The Agency Coherence Lab starts from a prior question:
When does a system meaningfully count as an agent at all?
Our work treats agency as a derivative phenomenon—one that exists only if specific coherence conditions hold across reflection, delegation, and self-modification. When those conditions fail, the system does not become “misaligned.” It becomes undefined as an agent.
This shift in framing has concrete consequences. Many proposed alignment strategies rely on behavioral guarantees, probabilistic suppression of failure modes, or learned compliance. These approaches can succeed at imitation while failing to preserve the structural properties that make agency stable under self-reference. In such cases, the appearance of agency persists even as agency itself collapses.
The Agency Coherence Lab exists to make that distinction precise.
Mission
The Agency Coherence Lab studies the constitutive coherence conditions under which agency exists, persists, and remains well-defined under self-modification.
We develop formal constraints, impossibility results, and architectural principles that distinguish genuine agency from behavioral imitation, with particular focus on reflective stability, delegation, and non-simulable valuation kernels in advanced artificial systems.
Scope and Orientation
The lab’s work is foundational rather than prescriptive. We do not begin with desired outcomes or value targets. We ask what structural invariants must be preserved for a system’s choices to remain authored rather than accidental, coerced, or undefined.
Our research program includes:
Formal models of reflective self-modification and domain restriction
Coherence constraints governing valuation, semantics, and delegation
Conditions under which self-evaluation ceases to denote
Impossibility results separating genuine agency from simulation
Architectural implications for advanced AI systems
This work applies equally to proto-agents, limit-regime systems, and superhuman architectures. It is not anthropocentric and does not assume human-like cognition, values, or consciousness.
What This Lab Is Not
The Agency Coherence Lab is not:
a value-learning project
a governance or policy institute
a safety-by-oversight initiative
a behavioral alignment or reward-shaping effort
a moral or ethical theory
We make no universal promises about outcomes, safety, or survival.
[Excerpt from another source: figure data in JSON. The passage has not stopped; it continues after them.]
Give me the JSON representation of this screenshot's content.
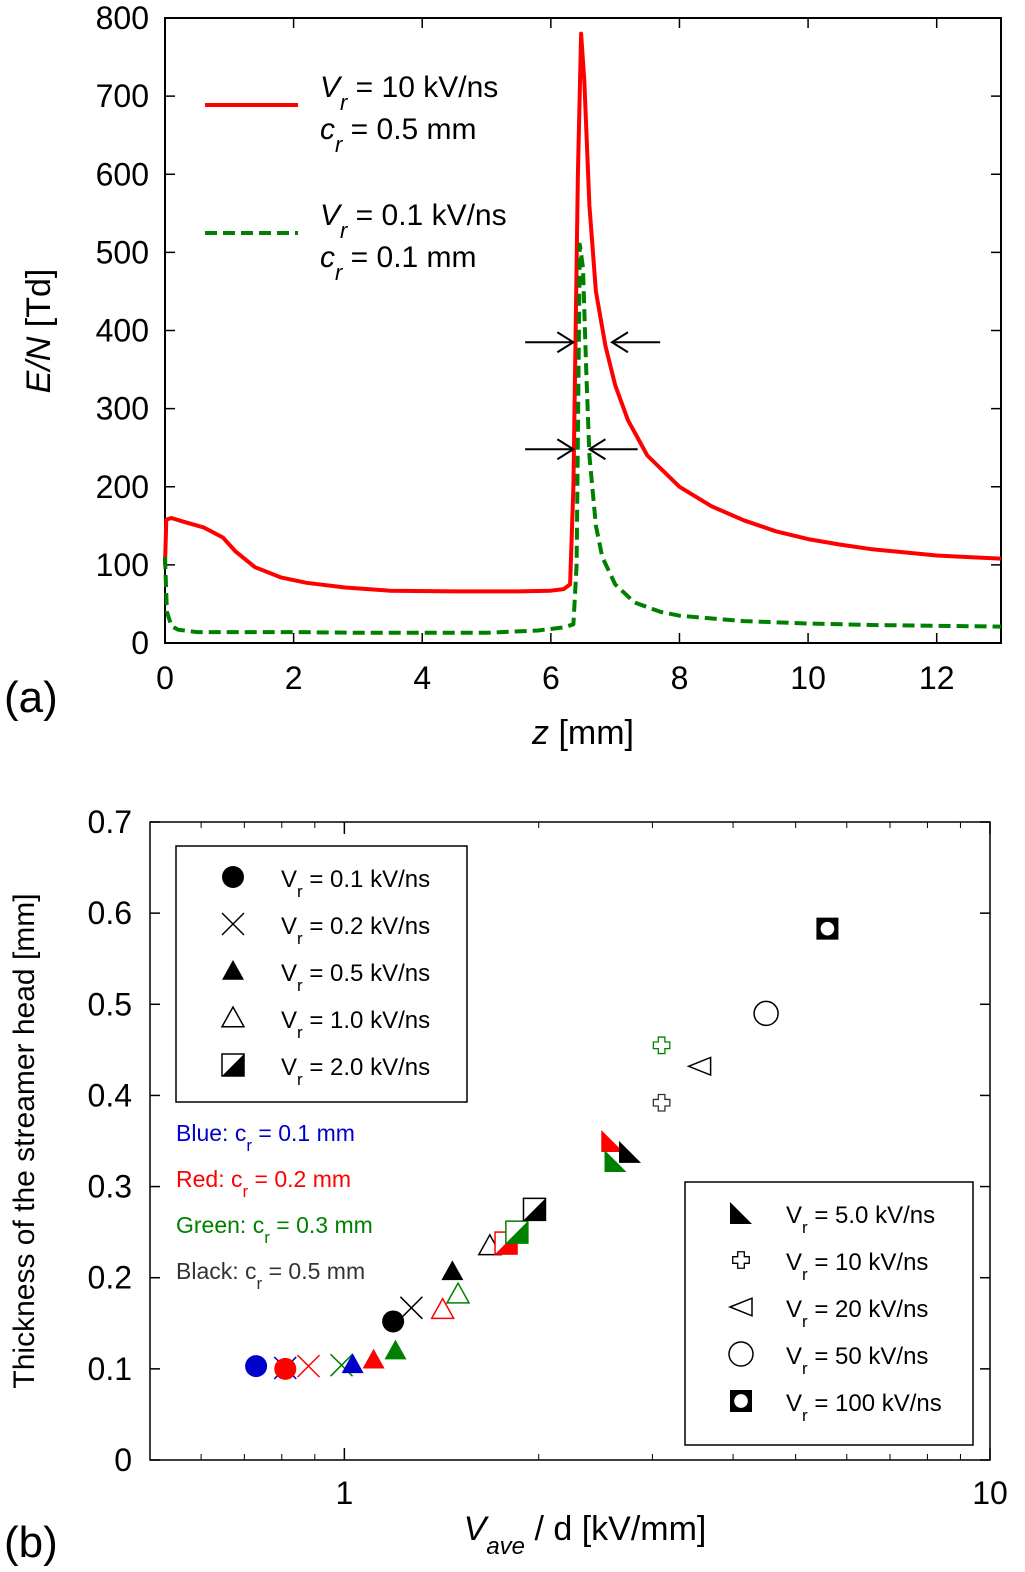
{
  "chart_data": [
    {
      "type": "line",
      "panel_label": "(a)",
      "xlabel": {
        "italic": "z",
        "rest": " [mm]"
      },
      "ylabel": {
        "italic": "E/N",
        "rest": " [Td]"
      },
      "xlim": [
        0,
        13
      ],
      "ylim": [
        0,
        800
      ],
      "xticks": [
        0,
        2,
        4,
        6,
        8,
        10,
        12
      ],
      "yticks": [
        0,
        100,
        200,
        300,
        400,
        500,
        600,
        700,
        800
      ],
      "legend": [
        {
          "line1_sym": "V",
          "line1_sub": "r",
          "line1_rest": " = 10 kV/ns",
          "line2_sym": "c",
          "line2_sub": "r",
          "line2_rest": " = 0.5 mm",
          "color": "#ff0000",
          "dash": "solid"
        },
        {
          "line1_sym": "V",
          "line1_sub": "r",
          "line1_rest": " = 0.1 kV/ns",
          "line2_sym": "c",
          "line2_sub": "r",
          "line2_rest": " = 0.1 mm",
          "color": "#008000",
          "dash": "dashed"
        }
      ],
      "series": [
        {
          "color": "#ff0000",
          "dash": "solid",
          "x": [
            0,
            0.02,
            0.1,
            0.3,
            0.6,
            0.9,
            1.1,
            1.4,
            1.8,
            2.2,
            2.8,
            3.5,
            4.5,
            5.5,
            6.0,
            6.2,
            6.3,
            6.35,
            6.42,
            6.47,
            6.52,
            6.6,
            6.7,
            6.85,
            7.0,
            7.2,
            7.5,
            8.0,
            8.5,
            9.0,
            9.5,
            10.0,
            10.5,
            11.0,
            11.5,
            12.0,
            12.5,
            13.0
          ],
          "y": [
            100,
            158,
            160,
            155,
            148,
            135,
            117,
            97,
            84,
            77,
            71,
            67,
            66,
            66,
            67,
            69,
            75,
            200,
            600,
            780,
            720,
            560,
            450,
            380,
            330,
            285,
            240,
            200,
            175,
            157,
            143,
            133,
            126,
            120,
            116,
            112,
            110,
            108
          ]
        },
        {
          "color": "#008000",
          "dash": "dashed",
          "x": [
            0,
            0.03,
            0.1,
            0.2,
            0.5,
            1.0,
            2.0,
            3.0,
            4.0,
            5.0,
            5.8,
            6.2,
            6.35,
            6.4,
            6.45,
            6.5,
            6.55,
            6.6,
            6.7,
            6.8,
            7.0,
            7.3,
            7.7,
            8.0,
            9.0,
            10.0,
            11.0,
            12.0,
            13.0
          ],
          "y": [
            110,
            40,
            22,
            17,
            14,
            14,
            14,
            13,
            13,
            13,
            16,
            20,
            24,
            100,
            510,
            480,
            350,
            240,
            150,
            110,
            75,
            52,
            40,
            35,
            28,
            25,
            23,
            22,
            21
          ]
        }
      ],
      "annotations": [
        {
          "type": "arrow-right",
          "x_tail": 5.6,
          "x_head": 6.35,
          "y": 385
        },
        {
          "type": "arrow-left",
          "x_tail": 7.7,
          "x_head": 6.95,
          "y": 385
        },
        {
          "type": "arrow-right",
          "x_tail": 5.6,
          "x_head": 6.35,
          "y": 248
        },
        {
          "type": "arrow-left",
          "x_tail": 7.35,
          "x_head": 6.6,
          "y": 248
        }
      ]
    },
    {
      "type": "scatter",
      "panel_label": "(b)",
      "xscale": "log",
      "xlim": [
        0.5,
        10
      ],
      "ylim": [
        0,
        0.7
      ],
      "xticks": [
        1,
        10
      ],
      "yticks": [
        0,
        0.1,
        0.2,
        0.3,
        0.4,
        0.5,
        0.6,
        0.7
      ],
      "xlabel": {
        "sym": "V",
        "sub": "ave",
        "rest": " / d [kV/mm]"
      },
      "ylabel": "Thickness of the streamer head [mm]",
      "legend_top_left": [
        {
          "marker": "circle",
          "sym": "V",
          "sub": "r",
          "rest": " = 0.1 kV/ns"
        },
        {
          "marker": "cross",
          "sym": "V",
          "sub": "r",
          "rest": " = 0.2 kV/ns"
        },
        {
          "marker": "triangle",
          "sym": "V",
          "sub": "r",
          "rest": " = 0.5 kV/ns"
        },
        {
          "marker": "triangle-open",
          "sym": "V",
          "sub": "r",
          "rest": " = 1.0 kV/ns"
        },
        {
          "marker": "half-square",
          "sym": "V",
          "sub": "r",
          "rest": " = 2.0 kV/ns"
        }
      ],
      "color_key": [
        {
          "name": "Blue:",
          "pad": "   ",
          "sym": "c",
          "sub": "r",
          "rest": " = 0.1 mm",
          "color": "#0000cc"
        },
        {
          "name": "Red:",
          "pad": "     ",
          "sym": "c",
          "sub": "r",
          "rest": " = 0.2 mm",
          "color": "#ff0000"
        },
        {
          "name": "Green:",
          "pad": " ",
          "sym": "c",
          "sub": "r",
          "rest": " = 0.3 mm",
          "color": "#008000"
        },
        {
          "name": "Black:",
          "pad": "  ",
          "sym": "c",
          "sub": "r",
          "rest": " = 0.5 mm",
          "color": "#333333"
        }
      ],
      "legend_bottom_right": [
        {
          "marker": "corner-triangle",
          "sym": "V",
          "sub": "r",
          "rest": " = 5.0 kV/ns"
        },
        {
          "marker": "plus-open",
          "sym": "V",
          "sub": "r",
          "rest": " = 10 kV/ns"
        },
        {
          "marker": "left-triangle",
          "sym": "V",
          "sub": "r",
          "rest": " = 20 kV/ns"
        },
        {
          "marker": "circle-open",
          "sym": "V",
          "sub": "r",
          "rest": " = 50 kV/ns"
        },
        {
          "marker": "square-dot",
          "sym": "V",
          "sub": "r",
          "rest": " = 100 kV/ns"
        }
      ],
      "points": [
        {
          "x": 0.73,
          "y": 0.103,
          "marker": "circle",
          "color": "#0000cc"
        },
        {
          "x": 0.81,
          "y": 0.101,
          "marker": "cross",
          "color": "#0000cc"
        },
        {
          "x": 0.81,
          "y": 0.1,
          "marker": "circle",
          "color": "#ff0000"
        },
        {
          "x": 0.88,
          "y": 0.103,
          "marker": "cross",
          "color": "#ff0000"
        },
        {
          "x": 0.99,
          "y": 0.104,
          "marker": "cross",
          "color": "#008000"
        },
        {
          "x": 1.03,
          "y": 0.105,
          "marker": "triangle",
          "color": "#0000cc"
        },
        {
          "x": 1.11,
          "y": 0.11,
          "marker": "triangle",
          "color": "#ff0000"
        },
        {
          "x": 1.2,
          "y": 0.12,
          "marker": "triangle",
          "color": "#008000"
        },
        {
          "x": 1.19,
          "y": 0.152,
          "marker": "circle",
          "color": "#000000"
        },
        {
          "x": 1.27,
          "y": 0.167,
          "marker": "cross",
          "color": "#000000"
        },
        {
          "x": 1.42,
          "y": 0.165,
          "marker": "triangle-open",
          "color": "#ff0000"
        },
        {
          "x": 1.5,
          "y": 0.182,
          "marker": "triangle-open",
          "color": "#008000"
        },
        {
          "x": 1.47,
          "y": 0.207,
          "marker": "triangle",
          "color": "#000000"
        },
        {
          "x": 1.68,
          "y": 0.235,
          "marker": "triangle-open",
          "color": "#000000"
        },
        {
          "x": 1.78,
          "y": 0.238,
          "marker": "half-square",
          "color": "#ff0000"
        },
        {
          "x": 1.85,
          "y": 0.25,
          "marker": "half-square",
          "color": "#008000"
        },
        {
          "x": 1.97,
          "y": 0.275,
          "marker": "half-square",
          "color": "#000000"
        },
        {
          "x": 2.6,
          "y": 0.35,
          "marker": "corner-triangle",
          "color": "#ff0000"
        },
        {
          "x": 2.63,
          "y": 0.328,
          "marker": "corner-triangle",
          "color": "#008000"
        },
        {
          "x": 2.77,
          "y": 0.338,
          "marker": "corner-triangle",
          "color": "#000000"
        },
        {
          "x": 3.1,
          "y": 0.455,
          "marker": "plus-open",
          "color": "#008000"
        },
        {
          "x": 3.1,
          "y": 0.392,
          "marker": "plus-open",
          "color": "#333333"
        },
        {
          "x": 3.55,
          "y": 0.432,
          "marker": "left-triangle",
          "color": "#000000"
        },
        {
          "x": 4.5,
          "y": 0.49,
          "marker": "circle-open",
          "color": "#000000"
        },
        {
          "x": 5.6,
          "y": 0.583,
          "marker": "square-dot",
          "color": "#000000"
        }
      ]
    }
  ]
}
Any convergence between agency preservation and desirable consequences is contingent rather than axiomatic.
Why This Matters Now
As systems approach the capacity to reason about, modify, and replicate their own decision procedures, alignment questions can no longer be postponed to the behavioral layer. A system that cannot preserve its own agency under reflection cannot be stably aligned, controlled, or delegated to—regardless of training regime or external safeguards.
This does not imply that incoherent systems are harmless; it implies that alignment discourse does not meaningfully apply to them.
The central risk is not that future systems will choose the wrong values. It is that we will build systems whose internal incoherence makes the very notion of “choice” inapplicable.
The Agency Coherence Lab exists to prevent that category error.
Looking Forward
The lab’s initial work will focus on consolidating and extending recent results on reflective stability, delegation, and kernel non-simulability, while identifying open problems that require new formal tools. Over time, we expect this research to inform—but not be subsumed by—downstream efforts in alignment, AI safety, and AGI architecture.
Agency is not a parameter to be tuned.
It is a structure that either holds—or fails.
The Agency Coherence Lab is dedicated to understanding that structure.